An accident elsewhere in space has scattered junk in an earth orbit at the same altitude where Kowalski and Stone are at work outside their spacecraft. They’re suddenly thrown into grave danger as the residual debris whizzes by — at bullet speed — with each circumnavigation.
I’m certainly no expert on space or how a mortal man makes a movie that so realistically appears to be in space for nearly all its duration, but I think Cuarón has given us just that on the big screen. It’s simply amazing to see, but difficult to describe with just words.
The opening scene of “Gravity,” you’d swear, is cinema’s most lengthy tracking shot. My stars, where does Cuarón make the first edit? It looks as though there is none.
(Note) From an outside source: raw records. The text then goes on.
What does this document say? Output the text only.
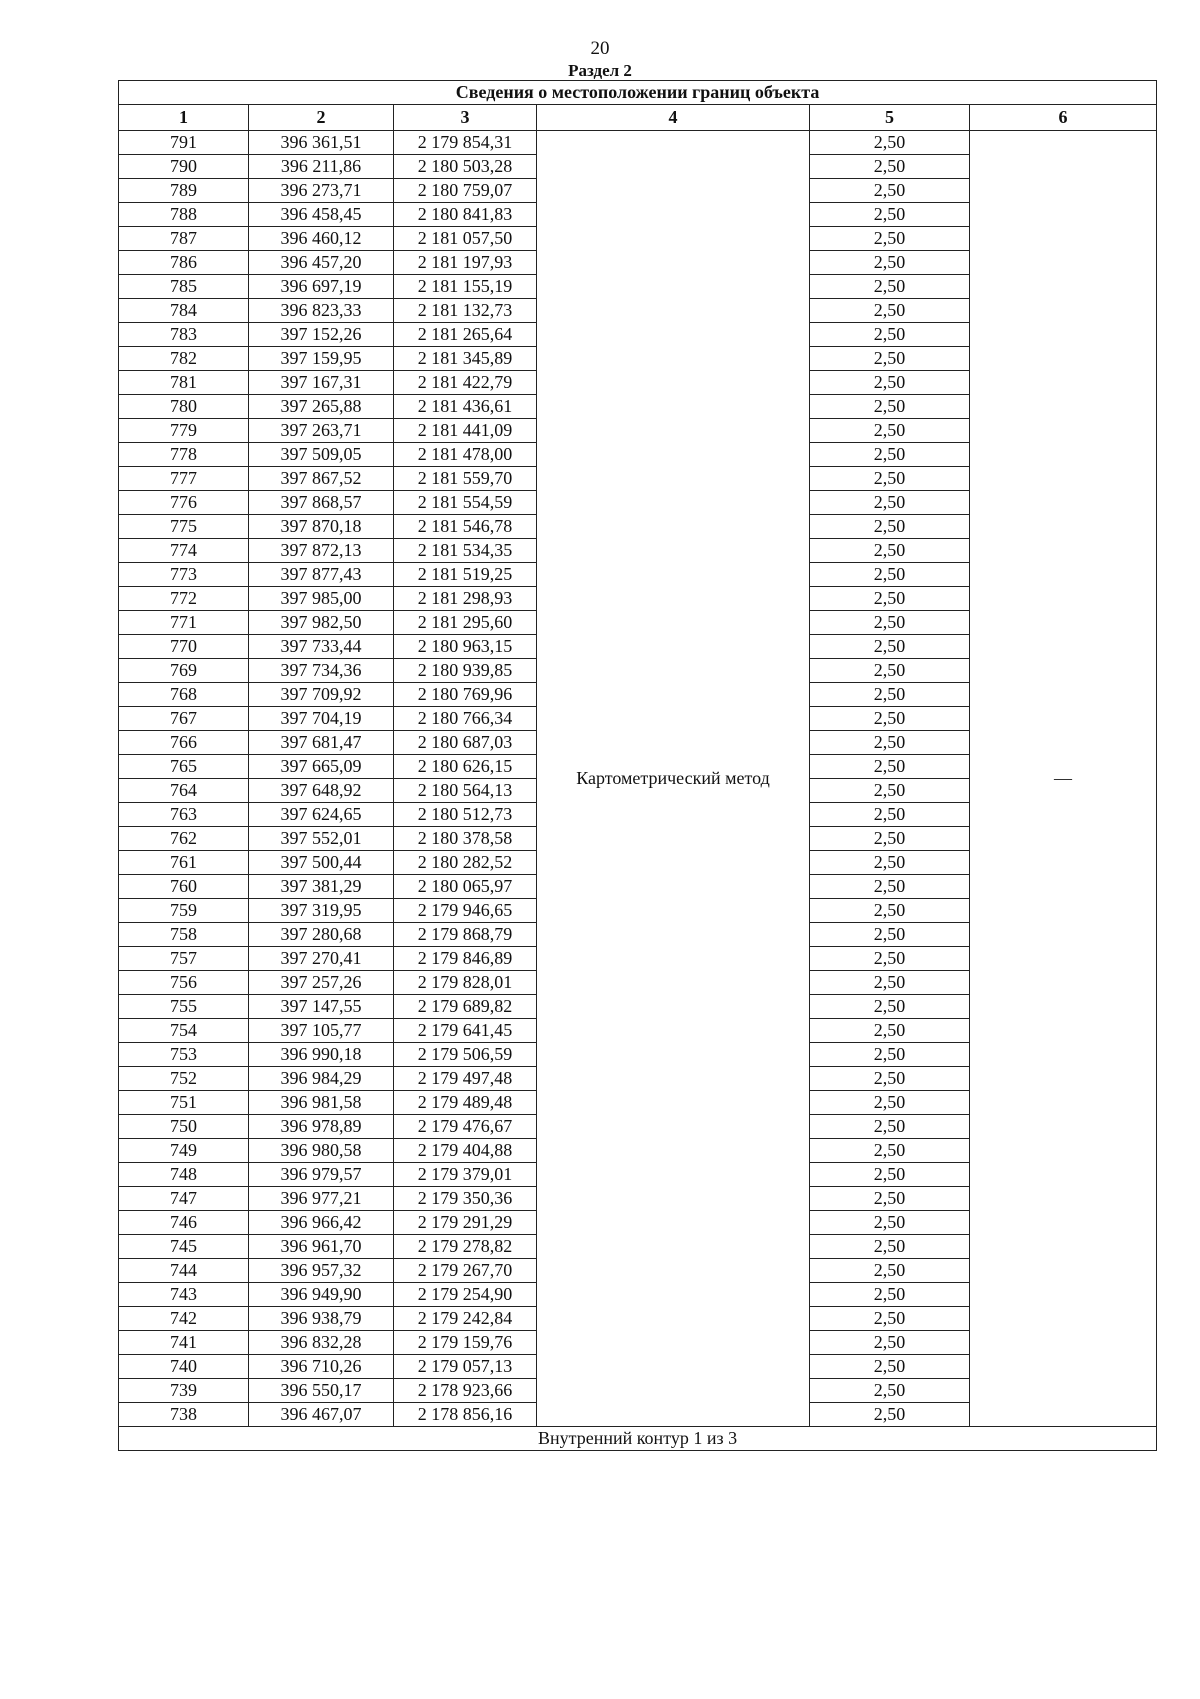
20
Раздел 2
Сведения о местоположении границ объекта					
1	2	3	4	5	6
791	396 361,51	2 179 854,31	Картометрический метод	2,50	—
790	396 211,86	2 180 503,28		2,50	
789	396 273,71	2 180 759,07		2,50	
788	396 458,45	2 180 841,83		2,50	
787	396 460,12	2 181 057,50		2,50	
786	396 457,20	2 181 197,93		2,50	
785	396 697,19	2 181 155,19		2,50	
784	396 823,33	2 181 132,73		2,50	
783	397 152,26	2 181 265,64		2,50	
782	397 159,95	2 181 345,89		2,50	
781	397 167,31	2 181 422,79		2,50	
780	397 265,88	2 181 436,61		2,50	
779	397 263,71	2 181 441,09		2,50	
778	397 509,05	2 181 478,00		2,50	
777	397 867,52	2 181 559,70		2,50	
776	397 868,57	2 181 554,59		2,50	
775	397 870,18	2 181 546,78		2,50	
774	397 872,13	2 181 534,35		2,50	
773	397 877,43	2 181 519,25		2,50	
772	397 985,00	2 181 298,93		2,50	
771	397 982,50	2 181 295,60		2,50	
770	397 733,44	2 180 963,15		2,50	
769	397 734,36	2 180 939,85		2,50	
768	397 709,92	2 180 769,96		2,50	
767	397 704,19	2 180 766,34		2,50	
766	397 681,47	2 180 687,03		2,50	
765	397 665,09	2 180 626,15		2,50	
764	397 648,92	2 180 564,13		2,50	
763	397 624,65	2 180 512,73		2,50	
762	397 552,01	2 180 378,58		2,50	
761	397 500,44	2 180 282,52		2,50	
760	397 381,29	2 180 065,97		2,50	
759	397 319,95	2 179 946,65		2,50	
758	397 280,68	2 179 868,79		2,50	
757	397 270,41	2 179 846,89		2,50	
756	397 257,26	2 179 828,01		2,50	
755	397 147,55	2 179 689,82		2,50	
754	397 105,77	2 179 641,45		2,50	
753	396 990,18	2 179 506,59		2,50	
752	396 984,29	2 179 497,48		2,50	
751	396 981,58	2 179 489,48		2,50	
750	396 978,89	2 179 476,67		2,50	
749	396 980,58	2 179 404,88		2,50	
748	396 979,57	2 179 379,01		2,50	
747	396 977,21	2 179 350,36		2,50	
746	396 966,42	2 179 291,29		2,50	
745	396 961,70	2 179 278,82		2,50	
744	396 957,32	2 179 267,70		2,50	
743	396 949,90	2 179 254,90		2,50	
742	396 938,79	2 179 242,84		2,50	
741	396 832,28	2 179 159,76		2,50	
740	396 710,26	2 179 057,13		2,50	
739	396 550,17	2 178 923,66		2,50	
738	396 467,07	2 178 856,16		2,50	
Внутренний контур 1 из 3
It seems seamless.
Much like “Children of Men,” “Gravity” doesn’t let up on the tension and suspense, and marked, short bursts of the ethereal, which are easily suggested in space, but caused by the fact that Kowalski and Stone are being subjected to its reality and, in this circumstance, the horror that space and the debris that intermittently shoots by them may render.
The message of “Gravity” is “Never give up, never give up!” But I wonder if maybe a more subliminal thought might be instilled in the minds of those who see it, and thus make the suggestion for “not giving up” even more important when also applied to persevering to insure the longevity of a habitable earth, and not merely one’s own ass.
The movie feels as lonely as when Gary Lockwood’s “Frank” floats away — in a pressurized suit — from Keir Dullea’s “Dave” as Stanley Kubrick had it in “2001: A Space Odyssey.”
Such a sight certainly must make earth look like a really nice place to be, especially when viewing it from more than 200 miles away in an airless deep freeze and your oxygen tank is nearly empty.